The Mary Magdalene business was going to have to stop somewhere. It would stop with Terry when he revealed the truth to the world, as it held its breath, as everyone was watching television or listening to their cell phones, which were no longer called cell phones, because they had advanced by this time into communications complexes, which had everything: TV, movies, email, postal mail, Western Union, games, stories, songs and fun ... but very little one-to-one speech and interaction, which Terry thought, all things considered, was probably a good thing. People already spent too much time talking ... and not enough listening. And, of course, they were all fitted with GPS technology, for two reasons: to help students at the Girls Preparatory School in town prepare for finals and their first, if ever, dates, and, so that it will be easier for the aliens to pick you up once all the borders and streets have been done away with and it's all purely longitude and latitude, waymarking, etc. And don't forget geocaching, the fun hobby to do with your family outside, while learning to follow the ways of the great Yahweh who usually made himself scarce, suspiciously, but would show up in his "ride," if either cow lungs, stomach or testicles were on the menu. Of course, Yah would pass on these delectables if they were needed to form spare body parts for the people who had been told they would live forever, but it wasn't going to be without "some work."

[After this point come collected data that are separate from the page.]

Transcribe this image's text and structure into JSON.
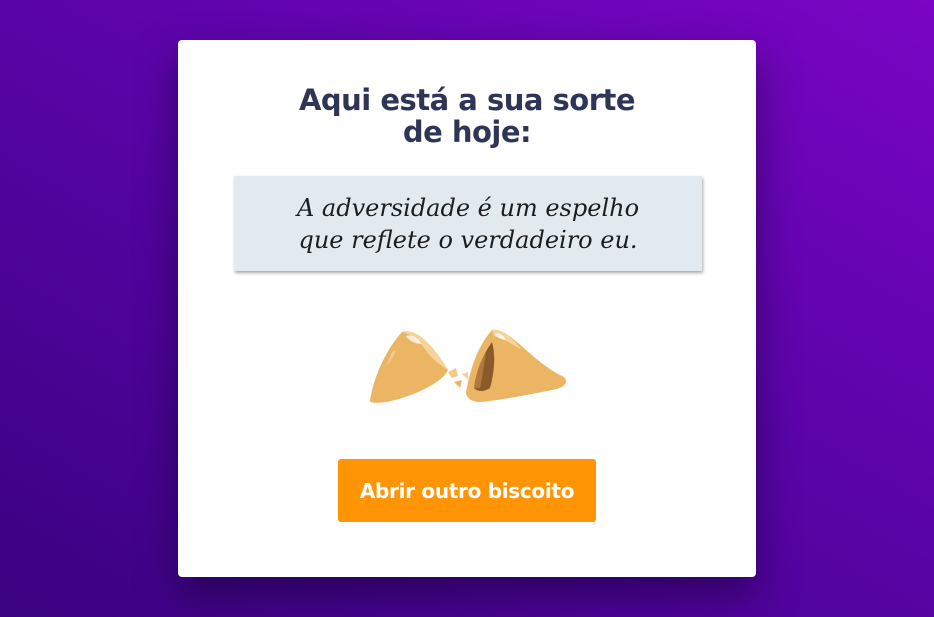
{
  "card": {
    "title_line1": "Aqui está a sua sorte",
    "title_line2": "de hoje:",
    "fortune_text": "A adversidade é um espelho que reflete o verdadeiro eu.",
    "button_label": "Abrir outro biscoito",
    "cookie_icon": "broken-fortune-cookie-icon"
  },
  "colors": {
    "background_start": "#3a0280",
    "background_end": "#7a05c4",
    "card": "#ffffff",
    "title": "#2f3556",
    "fortune_bg": "#e2eaf0",
    "button": "#ff9505",
    "button_text": "#ffffff"
  }
}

The expedition ordered by Queen Victoria was the most arduous military campaign ever undertaken by the English or anyone. Four-hundred miles over rugged terrain, carrying bags and satchels, leading donkeys and elephants, enormous cranes, and hundreds of strong Ethiopian men they had recruited by force upon reaching the ancient Ethiopian seaport of Massawa for the purpose of rescueing some British hostages and maybe take some stuff back with them. And Terry was on a mission to get those things back, all of it, all the treasures, to their rightful owners, the Ethiopian people, if he could just scrape up enough money with no home, clothes, food, shelter or family for a plane ticket. All he had was a small compact mirror, a keepsake which had belonged to Terry's wife, which he had snatched in the process of his removal from his own home. He used the mirror to practice the speech he was going to give at the British Museum and in Edinburgh, to let them know once and for all the jig was up. He knew the secret ... and soon the whole world would know, if he could get an agent, a publisher, a publicist, some clothes and some food.

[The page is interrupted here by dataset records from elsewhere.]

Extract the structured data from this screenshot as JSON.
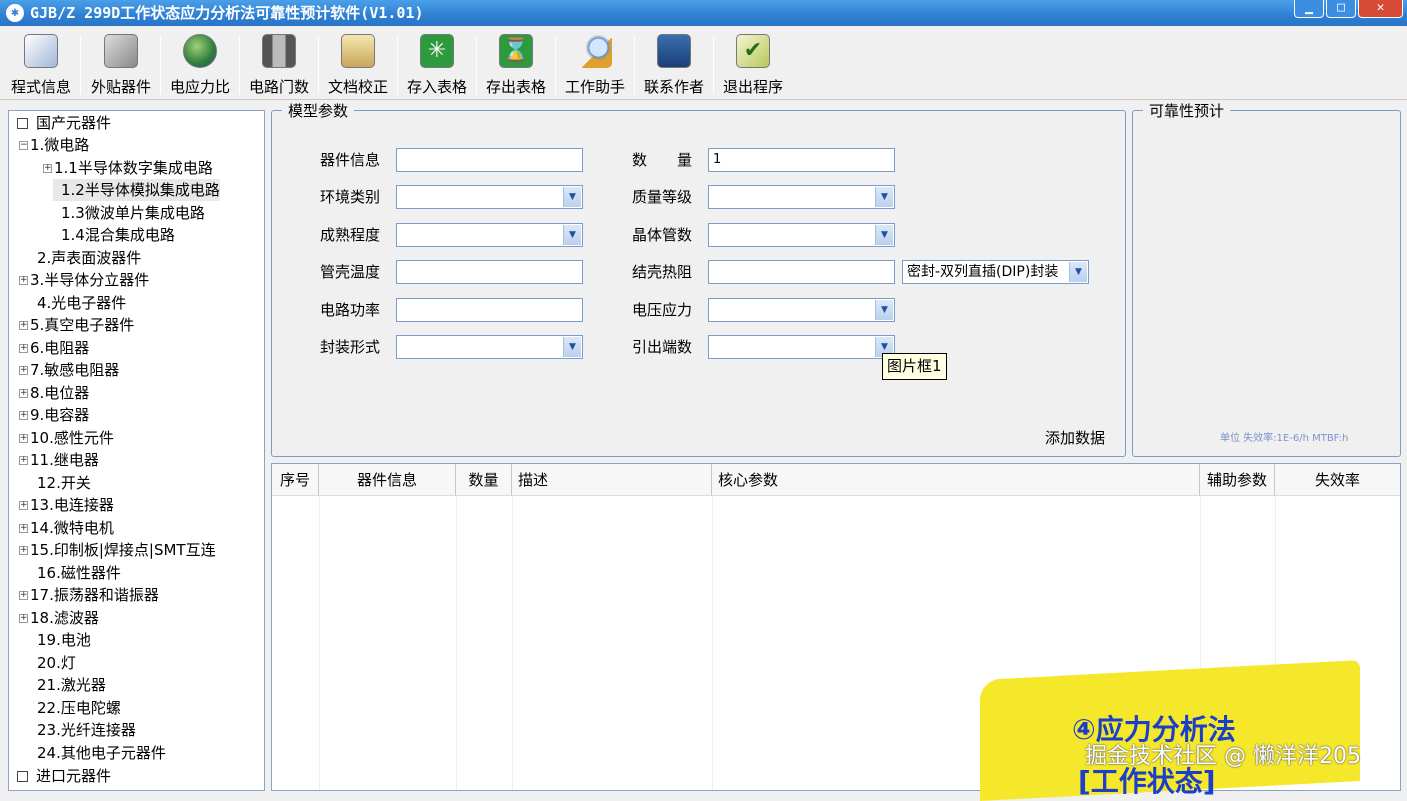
{
  "window": {
    "title": "GJB/Z 299D工作状态应力分析法可靠性预计软件(V1.01)",
    "min": "▁",
    "max": "□",
    "close": "✕"
  },
  "toolbar": [
    {
      "label": "程式信息",
      "icon": "document-info-icon"
    },
    {
      "label": "外贴器件",
      "icon": "find-icon"
    },
    {
      "label": "电应力比",
      "icon": "globe-icon"
    },
    {
      "label": "电路门数",
      "icon": "gates-icon"
    },
    {
      "label": "文档校正",
      "icon": "printer-icon"
    },
    {
      "label": "存入表格",
      "icon": "import-icon"
    },
    {
      "label": "存出表格",
      "icon": "hourglass-icon"
    },
    {
      "label": "工作助手",
      "icon": "magnifier-icon"
    },
    {
      "label": "联系作者",
      "icon": "network-icon"
    },
    {
      "label": "退出程序",
      "icon": "exit-icon"
    }
  ],
  "tree": {
    "root1": "国产元器件",
    "root2": "进口元器件",
    "items": [
      {
        "label": "1.微电路"
      },
      {
        "label": "1.1半导体数字集成电路"
      },
      {
        "label": "1.2半导体模拟集成电路"
      },
      {
        "label": "1.3微波单片集成电路"
      },
      {
        "label": "1.4混合集成电路"
      },
      {
        "label": "2.声表面波器件"
      },
      {
        "label": "3.半导体分立器件"
      },
      {
        "label": "4.光电子器件"
      },
      {
        "label": "5.真空电子器件"
      },
      {
        "label": "6.电阻器"
      },
      {
        "label": "7.敏感电阻器"
      },
      {
        "label": "8.电位器"
      },
      {
        "label": "9.电容器"
      },
      {
        "label": "10.感性元件"
      },
      {
        "label": "11.继电器"
      },
      {
        "label": "12.开关"
      },
      {
        "label": "13.电连接器"
      },
      {
        "label": "14.微特电机"
      },
      {
        "label": "15.印制板|焊接点|SMT互连"
      },
      {
        "label": "16.磁性器件"
      },
      {
        "label": "17.振荡器和谐振器"
      },
      {
        "label": "18.滤波器"
      },
      {
        "label": "19.电池"
      },
      {
        "label": "20.灯"
      },
      {
        "label": "21.激光器"
      },
      {
        "label": "22.压电陀螺"
      },
      {
        "label": "23.光纤连接器"
      },
      {
        "label": "24.其他电子元器件"
      }
    ]
  },
  "model": {
    "title": "模型参数",
    "fields": {
      "device_info": {
        "label": "器件信息",
        "value": ""
      },
      "env": {
        "label": "环境类别",
        "value": ""
      },
      "maturity": {
        "label": "成熟程度",
        "value": ""
      },
      "case_temp": {
        "label": "管壳温度",
        "value": ""
      },
      "power": {
        "label": "电路功率",
        "value": ""
      },
      "package": {
        "label": "封装形式",
        "value": ""
      },
      "qty": {
        "label": "数　　量",
        "value": "1"
      },
      "quality": {
        "label": "质量等级",
        "value": ""
      },
      "transistors": {
        "label": "晶体管数",
        "value": ""
      },
      "thermal": {
        "label": "结壳热阻",
        "value": ""
      },
      "thermal_pkg": {
        "value": "密封-双列直插(DIP)封装"
      },
      "voltage": {
        "label": "电压应力",
        "value": ""
      },
      "pins": {
        "label": "引出端数",
        "value": ""
      }
    },
    "tooltip": "图片框1",
    "add_button": "添加数据"
  },
  "prediction": {
    "title": "可靠性预计",
    "unit": "单位 失效率:1E-6/h  MTBF:h"
  },
  "grid": {
    "columns": [
      "序号",
      "器件信息",
      "数量",
      "描述",
      "核心参数",
      "辅助参数",
      "失效率"
    ]
  },
  "overlay": {
    "line1": "④应力分析法",
    "line2": "[工作状态]",
    "credit": "掘金技术社区 @ 懒洋洋205"
  }
}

"The idea!" Terry said, coating the mirror with a cascade of spittle. "The very idea." He nodded to himself. That sounded English enough. Now he would need some bags of his own, some beasts of burden, men to help him carry the booty from Scotland and England, from Edinburgh and London, back to where it rightfully belonged ... which was Eden, U.S.A. Or it would be called that, Terry was practically certain of it. If anyone got to Eden, somewhere in the vicinity of Magdala, overran it first, bombed it into submission, dug it up, put it back down, graded it, developed it and turned it into a multimillion dollar resort area ... with good spring water, the good ol' U.S.A. could do it, providing there were enough people left in the military and the American civilian population who had not given their hearts to Lucifer.

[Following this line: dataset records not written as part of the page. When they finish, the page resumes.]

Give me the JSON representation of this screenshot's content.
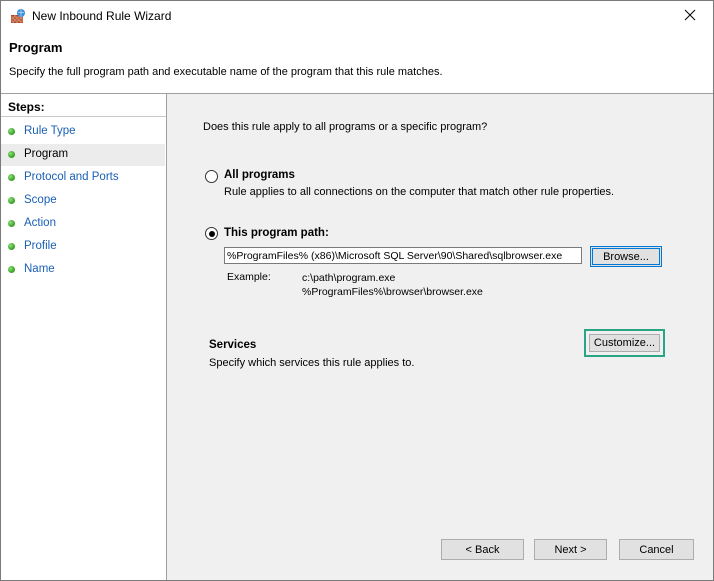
{
  "window": {
    "title": "New Inbound Rule Wizard",
    "close_glyph": "✕"
  },
  "header": {
    "title": "Program",
    "description": "Specify the full program path and executable name of the program that this rule matches."
  },
  "steps": {
    "title": "Steps:",
    "items": [
      {
        "label": "Rule Type",
        "selected": false
      },
      {
        "label": "Program",
        "selected": true
      },
      {
        "label": "Protocol and Ports",
        "selected": false
      },
      {
        "label": "Scope",
        "selected": false
      },
      {
        "label": "Action",
        "selected": false
      },
      {
        "label": "Profile",
        "selected": false
      },
      {
        "label": "Name",
        "selected": false
      }
    ]
  },
  "main": {
    "question": "Does this rule apply to all programs or a specific program?",
    "all_programs": {
      "label": "All programs",
      "description": "Rule applies to all connections on the computer that match other rule properties.",
      "checked": false
    },
    "program_path": {
      "label": "This program path:",
      "checked": true,
      "value": "%ProgramFiles% (x86)\\Microsoft SQL Server\\90\\Shared\\sqlbrowser.exe",
      "browse_label": "Browse...",
      "example_label": "Example:",
      "example_line1": "c:\\path\\program.exe",
      "example_line2": "%ProgramFiles%\\browser\\browser.exe"
    },
    "services": {
      "title": "Services",
      "description": "Specify which services this rule applies to.",
      "customize_label": "Customize..."
    }
  },
  "footer": {
    "back_label": "< Back",
    "next_label": "Next >",
    "cancel_label": "Cancel"
  },
  "colors": {
    "accent": "#0078d7",
    "highlight": "#2aa584",
    "link": "#1a5fb4"
  }
}
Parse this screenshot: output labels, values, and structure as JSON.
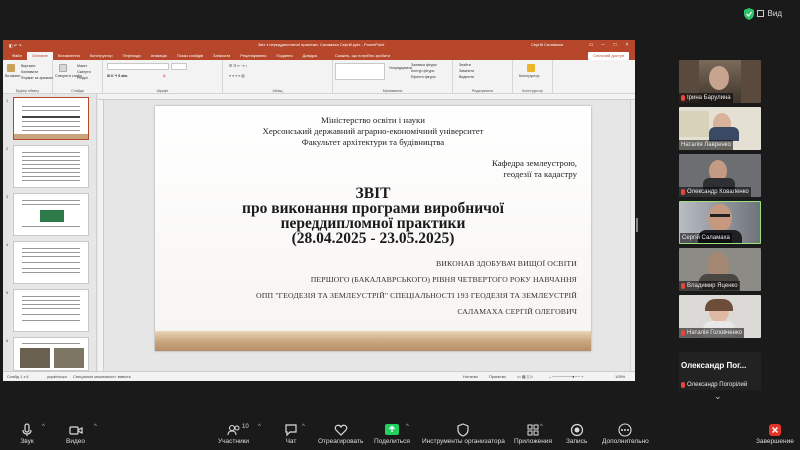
{
  "window": {
    "view_label": "Вид",
    "security_color": "#2ec26d"
  },
  "ppt": {
    "doc_title": "Звіт з переддипломної практики. Саламаха Сергій.pptx - PowerPoint",
    "user": "Сергій Саламаха",
    "tabs": [
      "Файл",
      "Основне",
      "Вставлення",
      "Конструктор",
      "Переходи",
      "Анімація",
      "Показ слайдів",
      "Записати",
      "Рецензування",
      "Подання",
      "Довідка"
    ],
    "search_placeholder": "Скажіть, що потрібно зробити",
    "accessibility_button": "Спільний доступ",
    "ribbon": {
      "clipboard": {
        "paste": "Вставити",
        "cut": "Вирізати",
        "copy": "Копіювати",
        "format": "Формат за зразком",
        "label": "Буфер обміну"
      },
      "slides": {
        "new": "Створити слайд",
        "layout": "Макет",
        "reset": "Скинути",
        "section": "Розділ",
        "label": "Слайди"
      },
      "font_label": "Шрифт",
      "paragraph_label": "Абзац",
      "drawing": {
        "arrange": "Упорядкувати",
        "quick_styles": "Експрес-стилі",
        "fill": "Заливка фігури",
        "outline": "Контур фігури",
        "effects": "Ефекти фігури",
        "label": "Малювання"
      },
      "editing": {
        "find": "Знайти",
        "replace": "Замінити",
        "select": "Виділити",
        "label": "Редагування"
      },
      "designer": {
        "ideas": "Конструктор",
        "label": "Конструктор"
      }
    },
    "thumbnails": [
      "1",
      "2",
      "3",
      "4",
      "5",
      "6"
    ],
    "notes_placeholder": "Нотатки до слайда",
    "status": {
      "slide": "Слайд 1 з 6",
      "lang": "українська",
      "accessibility": "Спеціальні можливості: вивчіть",
      "notes": "Нотатки",
      "comments": "Примітки",
      "zoom": "105%"
    }
  },
  "slide": {
    "line1": "Міністерство освіти і науки",
    "line2": "Херсонський державний аграрно-економічний університет",
    "line3": "Факультет архітектури та будівництва",
    "dept1": "Кафедра землеустрою,",
    "dept2": "геодезії та кадастру",
    "title1": "ЗВІТ",
    "title2": "про виконання програми виробничої",
    "title3": "переддипломної практики",
    "title4": "(28.04.2025 - 23.05.2025)",
    "caps1": "ВИКОНАВ ЗДОБУВАЧ ВИЩОЇ ОСВІТИ",
    "caps2": "ПЕРШОГО (БАКАЛАВРСЬКОГО) РІВНЯ ЧЕТВЕРТОГО РОКУ НАВЧАННЯ",
    "caps3": "ОПП \"ГЕОДЕЗІЯ ТА ЗЕМЛЕУСТРІЙ\" СПЕЦІАЛЬНОСТІ 193 ГЕОДЕЗІЯ ТА ЗЕМЛЕУСТРІЙ",
    "caps4": "САЛАМАХА СЕРГІЙ ОЛЕГОВИЧ"
  },
  "participants": [
    {
      "name": "Ірина Барулина"
    },
    {
      "name": "Наталія Лавренко"
    },
    {
      "name": "Олександр Коваленко"
    },
    {
      "name": "Сергій Саламаха"
    },
    {
      "name": "Владимир Яценко"
    },
    {
      "name": "Наталія Головченко"
    },
    {
      "name": "Олександр Погорілий"
    }
  ],
  "big_name": "Олександр Пог...",
  "toolbar": {
    "audio": "Звук",
    "video": "Видео",
    "participants": "Участники",
    "participants_count": "10",
    "chat": "Чат",
    "react": "Отреагировать",
    "share": "Поделиться",
    "host_tools": "Инструменты организатора",
    "apps": "Приложения",
    "record": "Запись",
    "more": "Дополнительно",
    "end": "Завершение"
  }
}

Migdal and Magaden almost sounded like Magdala and Magdalene, but weren't quite there, though you couldn't tell that to some people. Nor was Migdol, which always reminded Terry of Midol, which he at one time thought he might use to overdose while was he was in captivity, but his spear had been too short to reach the medicine cabinet. But they had become his people. He had impressed them with his knowledge of the Bible by pointing out all the mistakes in it, which evil had made in a vain attempt to steal from humanity ... its promised redemption.